HUDSON — Dawson Ellingson’s final exam was drawing near.

Realizing last week’s meet schedule would be his final opportunity to qualify for his first Drake Relays, the Hudson throws specialist spent the weekend working with his father in the shot put ring. Tweaking his spin release until the point he felt comfortable, the junior entered Denver’s last-chance meet Thursday knowing he needed to mark at least 52 feet to reach his goal of qualifying for the major all-class meet.

Competitive juices started flowing during warm-ups when a member from another team was consistently peppering the shot past the 50-foot line. Stepping inside the ring with a couple teammates yelling encouragement, Ellingson opened with a personal-record mark of 52-feet, 5-inches. Adrenaline took over from there and his next attempt soared a school record 55-4 1/2, four feet beyond his personal best prior to Thursday.

“I started the spin a month ago and I finally got it to click,” Ellingson said. “I’ve always been a competitive kid. It meant a lot to me. I’ve been working on it over the weekend trying to get the spin down.”

Hudson coach Micah Ruroden is often near the track when the throwers are competing, and happened to witness Ellingon’s school record moment.

“When that thing left his hands, you knew it was a good throw,” Ruroden said. “He had everything down, even to the scream.”

Ellingson’s discus mark of 160-6 set earlier this season in Manchester ranks third in 1A and qualified him for Drake in that event, as well. The two-time state discus qualifier and returning state shot put qualifier is among the first-time competitors set to make his Drake Relays debut Thursday in two events.

“I think it’s just a good opportunity to see how the elite throw,” Ellingson said.

Ruroden has been impressed by the investment Ellingson made to earn his place in the elite field. With the work ethic to match his big frame, his growth has been constant.

“He ended up being a student of it over the years,” Ruroden said. “When my throwing coach first came up to me and said this kid is going to be special, he wasn’t wrong. He’s still got a ceiling that he hasn’t even seen yet.”

Ellingson credits Dick Helling as a early role model first introducing him to the sport.
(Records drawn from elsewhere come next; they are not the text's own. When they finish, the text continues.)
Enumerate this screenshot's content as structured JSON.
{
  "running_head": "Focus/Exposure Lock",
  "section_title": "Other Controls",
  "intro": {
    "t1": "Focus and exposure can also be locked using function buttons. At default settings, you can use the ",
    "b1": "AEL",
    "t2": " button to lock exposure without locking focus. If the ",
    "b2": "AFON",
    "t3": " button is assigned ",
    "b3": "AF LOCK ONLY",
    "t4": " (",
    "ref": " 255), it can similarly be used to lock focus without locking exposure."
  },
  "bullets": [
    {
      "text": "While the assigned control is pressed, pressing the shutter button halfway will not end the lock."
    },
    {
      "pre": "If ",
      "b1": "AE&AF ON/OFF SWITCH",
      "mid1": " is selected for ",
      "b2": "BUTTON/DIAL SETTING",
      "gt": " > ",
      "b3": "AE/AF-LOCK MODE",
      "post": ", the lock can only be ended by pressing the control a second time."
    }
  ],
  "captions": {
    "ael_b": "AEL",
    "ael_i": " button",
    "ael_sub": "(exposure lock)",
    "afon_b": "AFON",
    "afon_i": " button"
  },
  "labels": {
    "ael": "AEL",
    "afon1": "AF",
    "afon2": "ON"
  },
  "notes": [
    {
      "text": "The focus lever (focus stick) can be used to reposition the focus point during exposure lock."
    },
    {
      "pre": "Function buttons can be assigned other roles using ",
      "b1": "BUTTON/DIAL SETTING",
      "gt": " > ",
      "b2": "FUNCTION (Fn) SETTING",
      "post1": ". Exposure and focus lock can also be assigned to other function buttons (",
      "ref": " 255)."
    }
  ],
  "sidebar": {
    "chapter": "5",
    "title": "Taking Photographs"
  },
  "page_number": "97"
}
The veteran throws coach who helped bring a tradition of success to Hudson’s boys and girls program retired a couple years ago, but has volunteered to help out.

“Dick was such a positive guy and got you into it,” Ellingson said. “Even if you weren’t good at throwing he just got you into it.”
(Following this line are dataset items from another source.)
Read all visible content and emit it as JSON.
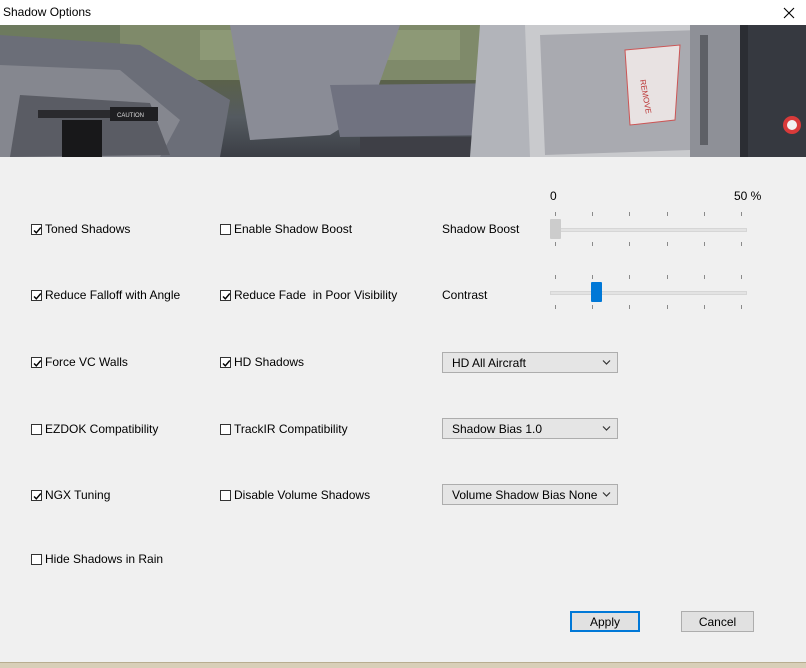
{
  "window": {
    "title": "Shadow Options"
  },
  "icons": {
    "close": "close-icon",
    "check": "checkmark-icon",
    "dropdown": "chevron-down-icon"
  },
  "colors": {
    "accent": "#0078d7",
    "disabled_thumb": "#cccccc"
  },
  "checkboxes": {
    "toned_shadows": {
      "label": "Toned Shadows",
      "checked": true
    },
    "reduce_falloff": {
      "label": "Reduce Falloff with Angle",
      "checked": true
    },
    "force_vc_walls": {
      "label": "Force VC Walls",
      "checked": true
    },
    "ezdok": {
      "label": "EZDOK Compatibility",
      "checked": false
    },
    "ngx_tuning": {
      "label": "NGX Tuning",
      "checked": true
    },
    "hide_rain": {
      "label": "Hide Shadows in Rain",
      "checked": false
    },
    "enable_boost": {
      "label": "Enable Shadow Boost",
      "checked": false
    },
    "reduce_fade": {
      "label": "Reduce Fade  in Poor Visibility",
      "checked": true
    },
    "hd_shadows": {
      "label": "HD Shadows",
      "checked": true
    },
    "trackir": {
      "label": "TrackIR Compatibility",
      "checked": false
    },
    "disable_volume": {
      "label": "Disable Volume Shadows",
      "checked": false
    }
  },
  "sliders": {
    "scale_min": "0",
    "scale_max": "50 %",
    "shadow_boost": {
      "label": "Shadow Boost",
      "value_fraction": 0.0,
      "enabled": false
    },
    "contrast": {
      "label": "Contrast",
      "value_fraction": 0.22,
      "enabled": true
    }
  },
  "dropdowns": {
    "hd_mode": {
      "selected": "HD All Aircraft"
    },
    "shadow_bias": {
      "selected": "Shadow Bias 1.0"
    },
    "volume_bias": {
      "selected": "Volume Shadow Bias None"
    }
  },
  "buttons": {
    "apply": "Apply",
    "cancel": "Cancel"
  }
}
Current throws coach Clayton Werkman has also been working with Ellingson, who doesn’t have to look far for quality instruction.
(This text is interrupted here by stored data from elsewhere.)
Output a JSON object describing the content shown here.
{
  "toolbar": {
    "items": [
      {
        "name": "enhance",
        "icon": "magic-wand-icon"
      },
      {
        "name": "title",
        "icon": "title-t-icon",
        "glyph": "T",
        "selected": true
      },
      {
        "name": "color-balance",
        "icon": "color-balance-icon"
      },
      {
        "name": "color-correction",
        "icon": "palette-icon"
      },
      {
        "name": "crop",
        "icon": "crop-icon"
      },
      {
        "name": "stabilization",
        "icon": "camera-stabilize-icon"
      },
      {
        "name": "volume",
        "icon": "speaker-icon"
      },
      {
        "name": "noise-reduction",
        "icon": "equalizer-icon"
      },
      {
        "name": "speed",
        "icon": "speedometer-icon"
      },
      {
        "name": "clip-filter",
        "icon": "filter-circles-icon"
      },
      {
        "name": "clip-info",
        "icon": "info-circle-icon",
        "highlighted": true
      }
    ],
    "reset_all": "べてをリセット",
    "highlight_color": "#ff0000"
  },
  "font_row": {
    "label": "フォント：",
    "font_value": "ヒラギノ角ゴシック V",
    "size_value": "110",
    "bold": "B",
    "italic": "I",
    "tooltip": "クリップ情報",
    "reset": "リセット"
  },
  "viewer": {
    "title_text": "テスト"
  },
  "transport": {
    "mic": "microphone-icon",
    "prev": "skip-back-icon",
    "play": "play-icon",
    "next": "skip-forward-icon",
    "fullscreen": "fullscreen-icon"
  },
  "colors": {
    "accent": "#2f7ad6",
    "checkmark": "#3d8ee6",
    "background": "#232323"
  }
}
“He’s just got that goofy personality, but when he gets up into the competitive realm, he goes for it,” Ruroden said. “The last couple of years he had all the technique in the world, but none of the aggressiveness. He’s started to take on the personality of Coach Helling and Coach Werkman who both continue to work with him. He’s getting that tenacity in him that’s really clicked for him.”

While the task in front of Ellingson at Drake this week is large, it could be a springboard that positions him for more success in the near future. Of the state’s 14 high school shot putters with better throws than Ellingson this season, 13 are seniors.

Only four Iowa competitors junior age or younger have marked better than Ellingson in the discus this season. His 160-6 is just shy of the 162-1 school disc record, a goal Ellingson is hoping to achieve soon in addition to placing at state.

Ellingson’s throws success complements a strong group of middle distance runners on his team, led by Carson Wright who finished third in the 1A 800 a year ago. The Pirates might not have to look far for points in this year’s state meet.

“I see them up there (at the track) running on weekends, too,” Ellingson said. “I think that motivates me to do more just because it shows that they’re working hard too. It’s a good team camaraderie. We all know each other and work hard with each other.”